Florida Enacts Meaningful Eminent Domain Reform, Bill One of Strongest Passed Nationwide

PRESS RELEASE: May 12, 2006

CONTACT:
John Kramer
Lisa Knepper
(703) 682-9320

Arlington, Va.—Florida Governor Jeb Bush yesterday signed into law House Bill 1567, which provides home and business owners across the state with meaningful protection against eminent domain abuse.  The bill, which passed the legislature with overwhelming support, prohibits localities from transferring land from one owner to another through the use of eminent domain for 10 years—effectively eliminating condemnations for private commercial development.  HB 1567 also forbids the use of eminent domain to eliminate so-called “blight,” instead requiring municipalities to use their police powers to address properties that actually pose a danger to public health or safety.

“With this bill, Florida lawmakers provide meaningful and comprehensive protection for their constituents from eminent domain abuse,” said IJ Senior Attorney Dana Berliner.  “Florida now offers some of the best protection in the nation for homes, businesses and churches that could have been threatened by eminent domain for private development.  This bill is a model for what other state legislatures should enact.  It prohibits eminent domain abuse while still allowing the government to condemn property for public uses just as the Constitution allows.”

IJ Senior Attorney Scott Bullock, who argued the Kelo case before the U.S. Supreme Court, agreed and added, “Florida legislators understand what defenders of eminent domain abuse still do not—that Kelo created a big problem for the states to fix, that economic development will undoubtedly continue without eminent domain, and that every home, business, farm and place of worship needed protection against condemnation for private gain.  This is one of the strongest reform bills passed in response to Kelo.  Let’s hope other states follow in Florida’s footsteps.”

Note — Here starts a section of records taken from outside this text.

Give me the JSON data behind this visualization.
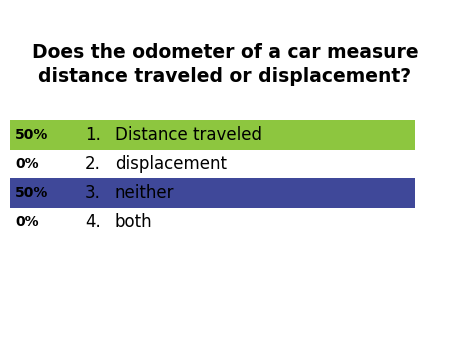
{
  "title_line1": "Does the odometer of a car measure",
  "title_line2": "distance traveled or displacement?",
  "options": [
    {
      "number": "1.",
      "text": "Distance traveled",
      "percent": "50%",
      "highlight": true,
      "color": "#8dc63f"
    },
    {
      "number": "2.",
      "text": "displacement",
      "percent": "0%",
      "highlight": false,
      "color": null
    },
    {
      "number": "3.",
      "text": "neither",
      "percent": "50%",
      "highlight": true,
      "color": "#3f4899"
    },
    {
      "number": "4.",
      "text": "both",
      "percent": "0%",
      "highlight": false,
      "color": null
    }
  ],
  "bg_color": "#ffffff",
  "text_color": "#000000",
  "title_fontsize": 13.5,
  "option_fontsize": 12,
  "percent_fontsize": 10
}
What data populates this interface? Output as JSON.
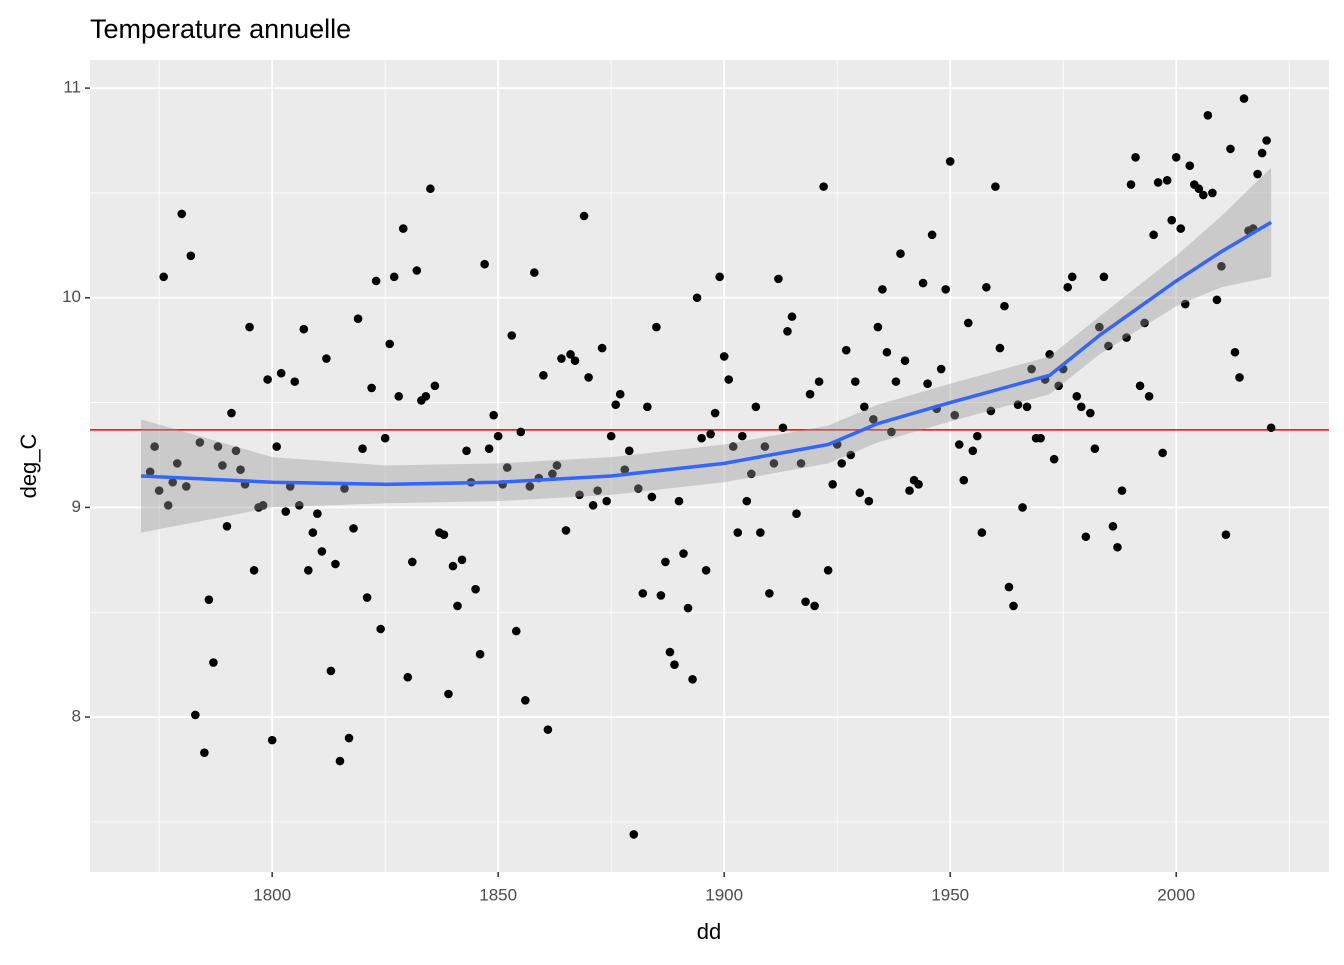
{
  "chart_data": {
    "type": "scatter",
    "title": "Temperature annuelle",
    "x_label": "dd",
    "y_label": "deg_C",
    "x": [
      1773,
      1774,
      1775,
      1776,
      1777,
      1778,
      1779,
      1780,
      1781,
      1782,
      1783,
      1784,
      1785,
      1786,
      1787,
      1788,
      1789,
      1790,
      1791,
      1792,
      1793,
      1794,
      1795,
      1796,
      1797,
      1798,
      1799,
      1800,
      1801,
      1802,
      1803,
      1804,
      1805,
      1806,
      1807,
      1808,
      1809,
      1810,
      1811,
      1812,
      1813,
      1814,
      1815,
      1816,
      1817,
      1818,
      1819,
      1820,
      1821,
      1822,
      1823,
      1824,
      1825,
      1826,
      1827,
      1828,
      1829,
      1830,
      1831,
      1832,
      1833,
      1834,
      1835,
      1836,
      1837,
      1838,
      1839,
      1840,
      1841,
      1842,
      1843,
      1844,
      1845,
      1846,
      1847,
      1848,
      1849,
      1850,
      1851,
      1852,
      1853,
      1854,
      1855,
      1856,
      1857,
      1858,
      1859,
      1860,
      1861,
      1862,
      1863,
      1864,
      1865,
      1866,
      1867,
      1868,
      1869,
      1870,
      1871,
      1872,
      1873,
      1874,
      1875,
      1876,
      1877,
      1878,
      1879,
      1880,
      1881,
      1882,
      1883,
      1884,
      1885,
      1886,
      1887,
      1888,
      1889,
      1890,
      1891,
      1892,
      1893,
      1894,
      1895,
      1896,
      1897,
      1898,
      1899,
      1900,
      1901,
      1902,
      1903,
      1904,
      1905,
      1906,
      1907,
      1908,
      1909,
      1910,
      1911,
      1912,
      1913,
      1914,
      1915,
      1916,
      1917,
      1918,
      1919,
      1920,
      1921,
      1922,
      1923,
      1924,
      1925,
      1926,
      1927,
      1928,
      1929,
      1930,
      1931,
      1932,
      1933,
      1934,
      1935,
      1936,
      1937,
      1938,
      1939,
      1940,
      1941,
      1942,
      1943,
      1944,
      1945,
      1946,
      1947,
      1948,
      1949,
      1950,
      1951,
      1952,
      1953,
      1954,
      1955,
      1956,
      1957,
      1958,
      1959,
      1960,
      1961,
      1962,
      1963,
      1964,
      1965,
      1966,
      1967,
      1968,
      1969,
      1970,
      1971,
      1972,
      1973,
      1974,
      1975,
      1976,
      1977,
      1978,
      1979,
      1980,
      1981,
      1982,
      1983,
      1984,
      1985,
      1986,
      1987,
      1988,
      1989,
      1990,
      1991,
      1992,
      1993,
      1994,
      1995,
      1996,
      1997,
      1998,
      1999,
      2000,
      2001,
      2002,
      2003,
      2004,
      2005,
      2006,
      2007,
      2008,
      2009,
      2010,
      2011,
      2012,
      2013,
      2014,
      2015,
      2016,
      2017,
      2018,
      2019,
      2020,
      2021
    ],
    "series": [
      {
        "color": "#000000",
        "values": [
          9.17,
          9.29,
          9.08,
          10.1,
          9.01,
          9.12,
          9.21,
          10.4,
          9.1,
          10.2,
          8.01,
          9.31,
          7.83,
          8.56,
          8.26,
          9.29,
          9.2,
          8.91,
          9.45,
          9.27,
          9.18,
          9.11,
          9.86,
          8.7,
          9.0,
          9.01,
          9.61,
          7.89,
          9.29,
          9.64,
          8.98,
          9.1,
          9.6,
          9.01,
          9.85,
          8.7,
          8.88,
          8.97,
          8.79,
          9.71,
          8.22,
          8.73,
          7.79,
          9.09,
          7.9,
          8.9,
          9.9,
          9.28,
          8.57,
          9.57,
          10.08,
          8.42,
          9.33,
          9.78,
          10.1,
          9.53,
          10.33,
          8.19,
          8.74,
          10.13,
          9.51,
          9.53,
          10.52,
          9.58,
          8.88,
          8.87,
          8.11,
          8.72,
          8.53,
          8.75,
          9.27,
          9.12,
          8.61,
          8.3,
          10.16,
          9.28,
          9.44,
          9.34,
          9.11,
          9.19,
          9.82,
          8.41,
          9.36,
          8.08,
          9.1,
          10.12,
          9.14,
          9.63,
          7.94,
          9.16,
          9.2,
          9.71,
          8.89,
          9.73,
          9.7,
          9.06,
          10.39,
          9.62,
          9.01,
          9.08,
          9.76,
          9.03,
          9.34,
          9.49,
          9.54,
          9.18,
          9.27,
          7.44,
          9.09,
          8.59,
          9.48,
          9.05,
          9.86,
          8.58,
          8.74,
          8.31,
          8.25,
          9.03,
          8.78,
          8.52,
          8.18,
          10.0,
          9.33,
          8.7,
          9.35,
          9.45,
          10.1,
          9.72,
          9.61,
          9.29,
          8.88,
          9.34,
          9.03,
          9.16,
          9.48,
          8.88,
          9.29,
          8.59,
          9.21,
          10.09,
          9.38,
          9.84,
          9.91,
          8.97,
          9.21,
          8.55,
          9.54,
          8.53,
          9.6,
          10.53,
          8.7,
          9.11,
          9.3,
          9.21,
          9.75,
          9.25,
          9.6,
          9.07,
          9.48,
          9.03,
          9.42,
          9.86,
          10.04,
          9.74,
          9.36,
          9.6,
          10.21,
          9.7,
          9.08,
          9.13,
          9.11,
          10.07,
          9.59,
          10.3,
          9.47,
          9.66,
          10.04,
          10.65,
          9.44,
          9.3,
          9.13,
          9.88,
          9.27,
          9.34,
          8.88,
          10.05,
          9.46,
          10.53,
          9.76,
          9.96,
          8.62,
          8.53,
          9.49,
          9.0,
          9.48,
          9.66,
          9.33,
          9.33,
          9.61,
          9.73,
          9.23,
          9.58,
          9.66,
          10.05,
          10.1,
          9.53,
          9.48,
          8.86,
          9.45,
          9.28,
          9.86,
          10.1,
          9.77,
          8.91,
          8.81,
          9.08,
          9.81,
          10.54,
          10.67,
          9.58,
          9.88,
          9.53,
          10.3,
          10.55,
          9.26,
          10.56,
          10.37,
          10.67,
          10.33,
          9.97,
          10.63,
          10.54,
          10.52,
          10.49,
          10.87,
          10.5,
          9.99,
          10.15,
          8.87,
          10.71,
          9.74,
          9.62,
          10.95,
          10.32,
          10.33,
          10.59,
          10.69,
          10.75,
          9.38
        ]
      }
    ],
    "smooth": {
      "color": "#3366ff",
      "band_color": "#999999",
      "x": [
        1771,
        1800,
        1825,
        1850,
        1875,
        1900,
        1923,
        1934,
        1950,
        1972,
        1983,
        2000,
        2010,
        2021
      ],
      "y": [
        9.15,
        9.12,
        9.11,
        9.12,
        9.15,
        9.21,
        9.3,
        9.4,
        9.5,
        9.63,
        9.82,
        10.08,
        10.22,
        10.36
      ],
      "lower": [
        8.88,
        9.0,
        9.02,
        9.03,
        9.06,
        9.12,
        9.21,
        9.31,
        9.41,
        9.54,
        9.73,
        9.96,
        10.05,
        10.1
      ],
      "upper": [
        9.42,
        9.24,
        9.2,
        9.21,
        9.24,
        9.3,
        9.39,
        9.49,
        9.59,
        9.72,
        9.91,
        10.2,
        10.39,
        10.62
      ]
    },
    "hline": {
      "value": 9.37,
      "color": "#ff0000"
    },
    "xlim": [
      1759.7,
      2033.8
    ],
    "ylim": [
      7.261,
      11.134
    ],
    "xticks": [
      1800,
      1850,
      1900,
      1950,
      2000
    ],
    "yticks": [
      8,
      9,
      10,
      11
    ],
    "x_minor_grid": [
      1775,
      1825,
      1875,
      1925,
      1975,
      2025
    ],
    "y_minor_grid": [
      7.5,
      8.5,
      9.5,
      10.5
    ],
    "grid": true
  }
}
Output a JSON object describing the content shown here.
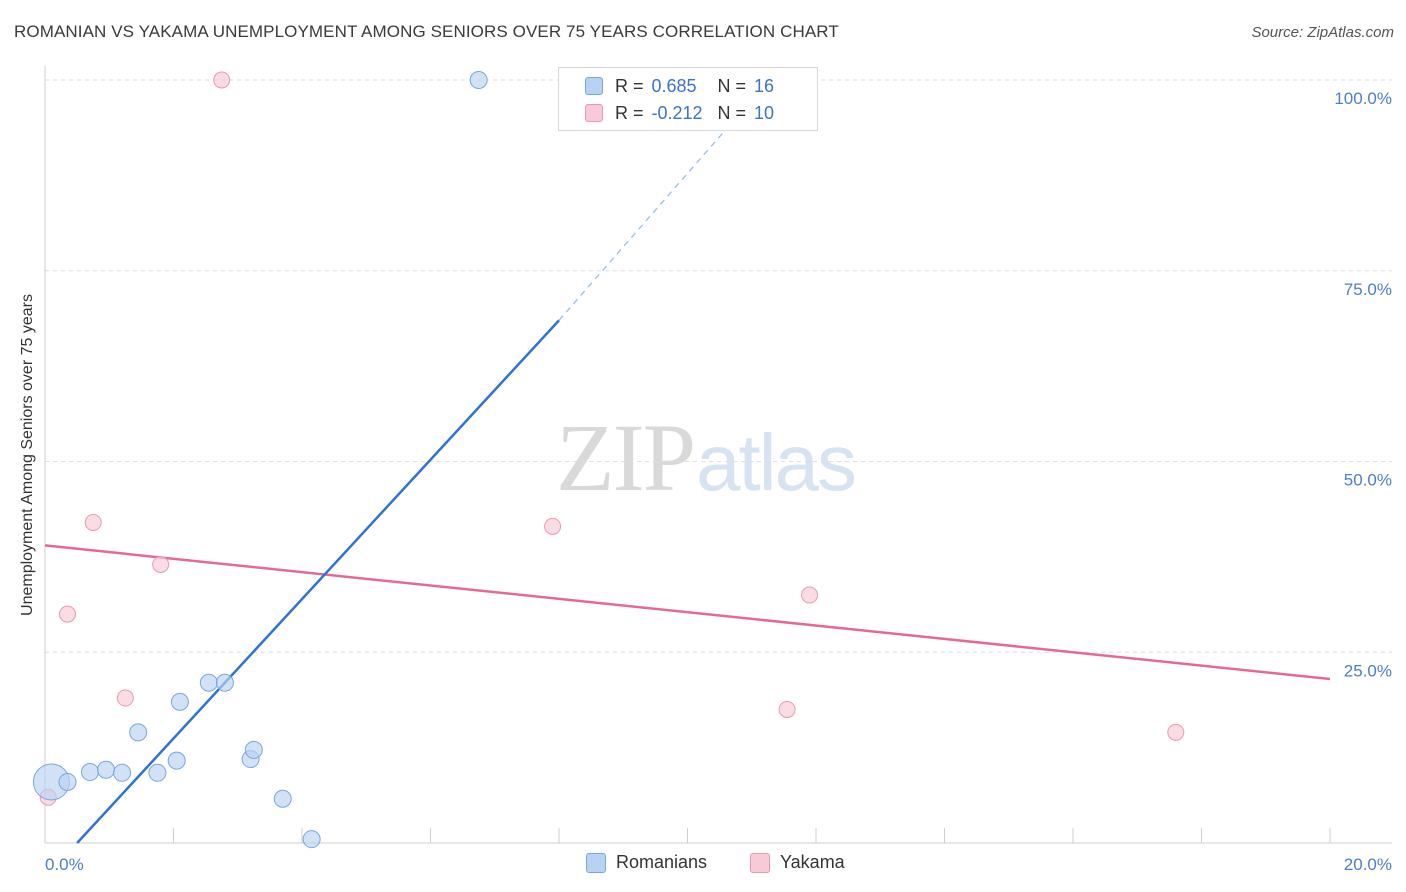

In Kelo, the nation’s highest court permitted the use of eminent domain for economic development.  A Florida court was the first to rely on Kelo in upholding a municipality’s plan to take land from one person and give it to another private party.  Since the Supreme Court’s June 2005 decision, legislators in 47 states have introduced, considered or passed legislation limiting the government’s eminent domain powers in instances of private use. 

“For years, Florida municipalities and redevelopment agencies have aggressively threatened and used eminent domain to acquire prime waterfront real estate for private development,” said Castle Coalition Coordinator Steven Anderson.  “Development will no doubt continue in Florida’s hot real estate market.  Only now, developers must purchase land from willing sellers the old-fashioned way—through private negotiation, not government force.”

Florida homeowner and Castle Coalition member Princess Wells, who has resisted Riviera Beach’s attempt to condemn her home and as many as 2,200 other homes for a proposed 400-acre project that includes luxury residences and a yacht complex, said, “I am just so thankful to be able to keep my home and my business.  People now have a choice as we should have.  This is the way America is supposed to be.” 

“It’s fortunate that the Governor signed the bill so quickly,” added Berliner. “Riviera Beach tried to rush its plans to condemn for private development earlier this week, and other municipalities may have tried to do the same thing.  Riviera Beach’s actions clearly illustrate why this reform was so desperately needed in Florida.”

The Florida House and Senate also put a proposed constitutional amendment on the November ballot.  If passed by voters, the amendment would require a three-fifths majority in both legislative houses to grant exceptions to a state constitutional prohibition on eminent domain for private use.  It would take effect January 2, 2007.